When I say I like this place I don’t mean I like the place itself. The geographically specified piece of land bordered with some longitude and latitude coordinates. I mean the fact of being here. For who really relates to a place when they say they like it? One rather says they like the view, the smell, the flora and fauna – otherwise liking the place is totally unrelated to the place itself. What makes us attached is the atmosphere, the people we meet, the way this combination influences us. If you feel good/optimistic/positive, had a number of great experiences, you connect them to the place the happened in, even though they do not depend on the location. That way, you start liking the place. As if become addicted to it, hoping that this feeling will last and you will always, continuously receive as much from it. That is maybe why some people don’t want to re-visit the cities they spend their best yeas in – why to devastate the memories and the picture we preserve. We just have to remember this one specific thing - that it is not the place itself that generates our good mood. It is a combination – of people we meet, our attitude at the moment, decisions we take, time of the year, our age… all small details that creates the amalgam of good feeling. And it is a unique recipe. Not to be recreated.

13 April

13 April - a date to be remembered. I was, for the first time in my life treated as a business client, as a esteemed customer, co-operator, entrepreneur partner, so officially, with such a respect. But, why by my mother?

Thank you for your e-mail.
I am currently out of the office and return on Tuesday, 14 April 2009. If you need any urgent assistance please call my office on 0208 568 5121.

I need urgent money assistance. To whom shall I submit an application?

8.4.09

See the light


Both movies I watched today were about blindness, not seeing the truth about people about something, living in an illusion only creating the picture of the world around us, the silhouettes of people, inventing them the way we want to see them rather than trying to recognize and appreciate (or not...) who they really are.
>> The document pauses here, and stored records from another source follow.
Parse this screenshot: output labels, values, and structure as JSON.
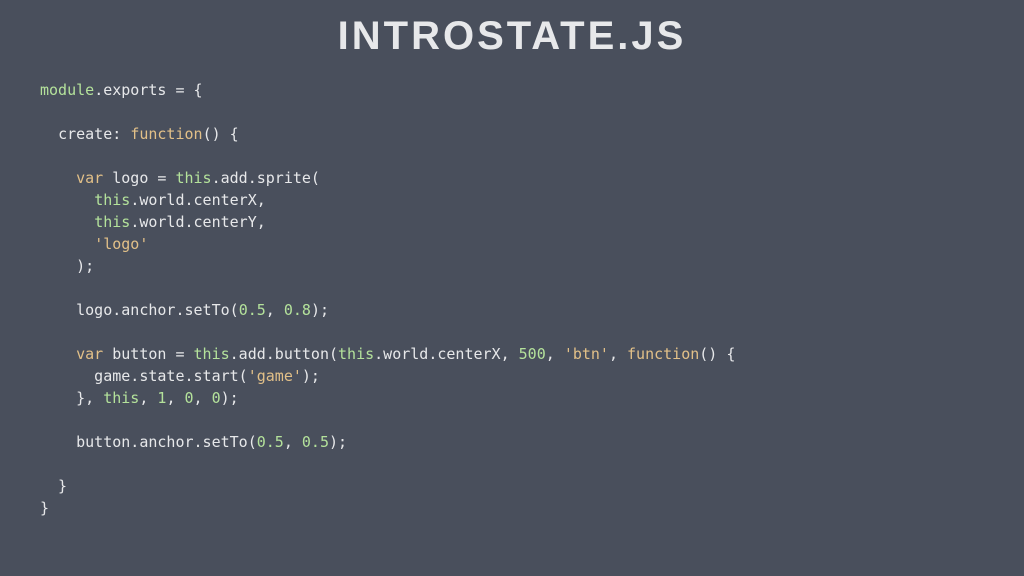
{
  "title": "INTROSTATE.JS",
  "code": {
    "tokens": [
      [
        {
          "c": "t-key",
          "t": "module"
        },
        {
          "c": "t-punc",
          "t": "."
        },
        {
          "c": "t-prop",
          "t": "exports"
        },
        {
          "c": "t-punc",
          "t": " = {"
        }
      ],
      [],
      [
        {
          "c": "t-punc",
          "t": "  "
        },
        {
          "c": "t-prop",
          "t": "create"
        },
        {
          "c": "t-punc",
          "t": ": "
        },
        {
          "c": "t-fnkey",
          "t": "function"
        },
        {
          "c": "t-punc",
          "t": "() {"
        }
      ],
      [],
      [
        {
          "c": "t-punc",
          "t": "    "
        },
        {
          "c": "t-fnkey",
          "t": "var"
        },
        {
          "c": "t-punc",
          "t": " "
        },
        {
          "c": "t-prop",
          "t": "logo"
        },
        {
          "c": "t-punc",
          "t": " = "
        },
        {
          "c": "t-key",
          "t": "this"
        },
        {
          "c": "t-punc",
          "t": ".add.sprite("
        }
      ],
      [
        {
          "c": "t-punc",
          "t": "      "
        },
        {
          "c": "t-key",
          "t": "this"
        },
        {
          "c": "t-punc",
          "t": ".world.centerX,"
        }
      ],
      [
        {
          "c": "t-punc",
          "t": "      "
        },
        {
          "c": "t-key",
          "t": "this"
        },
        {
          "c": "t-punc",
          "t": ".world.centerY,"
        }
      ],
      [
        {
          "c": "t-punc",
          "t": "      "
        },
        {
          "c": "t-str",
          "t": "'logo'"
        }
      ],
      [
        {
          "c": "t-punc",
          "t": "    );"
        }
      ],
      [],
      [
        {
          "c": "t-punc",
          "t": "    logo.anchor.setTo("
        },
        {
          "c": "t-num",
          "t": "0.5"
        },
        {
          "c": "t-punc",
          "t": ", "
        },
        {
          "c": "t-num",
          "t": "0.8"
        },
        {
          "c": "t-punc",
          "t": ");"
        }
      ],
      [],
      [
        {
          "c": "t-punc",
          "t": "    "
        },
        {
          "c": "t-fnkey",
          "t": "var"
        },
        {
          "c": "t-punc",
          "t": " "
        },
        {
          "c": "t-prop",
          "t": "button"
        },
        {
          "c": "t-punc",
          "t": " = "
        },
        {
          "c": "t-key",
          "t": "this"
        },
        {
          "c": "t-punc",
          "t": ".add.button("
        },
        {
          "c": "t-key",
          "t": "this"
        },
        {
          "c": "t-punc",
          "t": ".world.centerX, "
        },
        {
          "c": "t-num",
          "t": "500"
        },
        {
          "c": "t-punc",
          "t": ", "
        },
        {
          "c": "t-str",
          "t": "'btn'"
        },
        {
          "c": "t-punc",
          "t": ", "
        },
        {
          "c": "t-fnkey",
          "t": "function"
        },
        {
          "c": "t-punc",
          "t": "() {"
        }
      ],
      [
        {
          "c": "t-punc",
          "t": "      game.state.start("
        },
        {
          "c": "t-str",
          "t": "'game'"
        },
        {
          "c": "t-punc",
          "t": ");"
        }
      ],
      [
        {
          "c": "t-punc",
          "t": "    }, "
        },
        {
          "c": "t-key",
          "t": "this"
        },
        {
          "c": "t-punc",
          "t": ", "
        },
        {
          "c": "t-num",
          "t": "1"
        },
        {
          "c": "t-punc",
          "t": ", "
        },
        {
          "c": "t-num",
          "t": "0"
        },
        {
          "c": "t-punc",
          "t": ", "
        },
        {
          "c": "t-num",
          "t": "0"
        },
        {
          "c": "t-punc",
          "t": ");"
        }
      ],
      [],
      [
        {
          "c": "t-punc",
          "t": "    button.anchor.setTo("
        },
        {
          "c": "t-num",
          "t": "0.5"
        },
        {
          "c": "t-punc",
          "t": ", "
        },
        {
          "c": "t-num",
          "t": "0.5"
        },
        {
          "c": "t-punc",
          "t": ");"
        }
      ],
      [],
      [
        {
          "c": "t-punc",
          "t": "  }"
        }
      ],
      [
        {
          "c": "t-punc",
          "t": "}"
        }
      ]
    ]
  }
}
We see things, not only in the visual sense... we live among them, with them - take them for granted. We need a major change, twist of circumstances to REALLY become conscious of certain facts, feelings, emotions. ‘Blindness’ presented it all in a really straightforward way – loosing sight gives another perspective find new way of perception, add a new meaning to something that we treated as common, forces us to respect things anew. But so we need such an extreme, invasive blow? A cancer in the family, a quarrel with calling names? How to prevent it and just be able to treasure what we have all the time? I am not even sure if it is possible to keep the same level of appreciation for something that accompanies us everyday. Some people call it faith. Looking for a hand of God all around, some are just happy. I think we need breaks from the ordinary – just to notice how unordinary it is.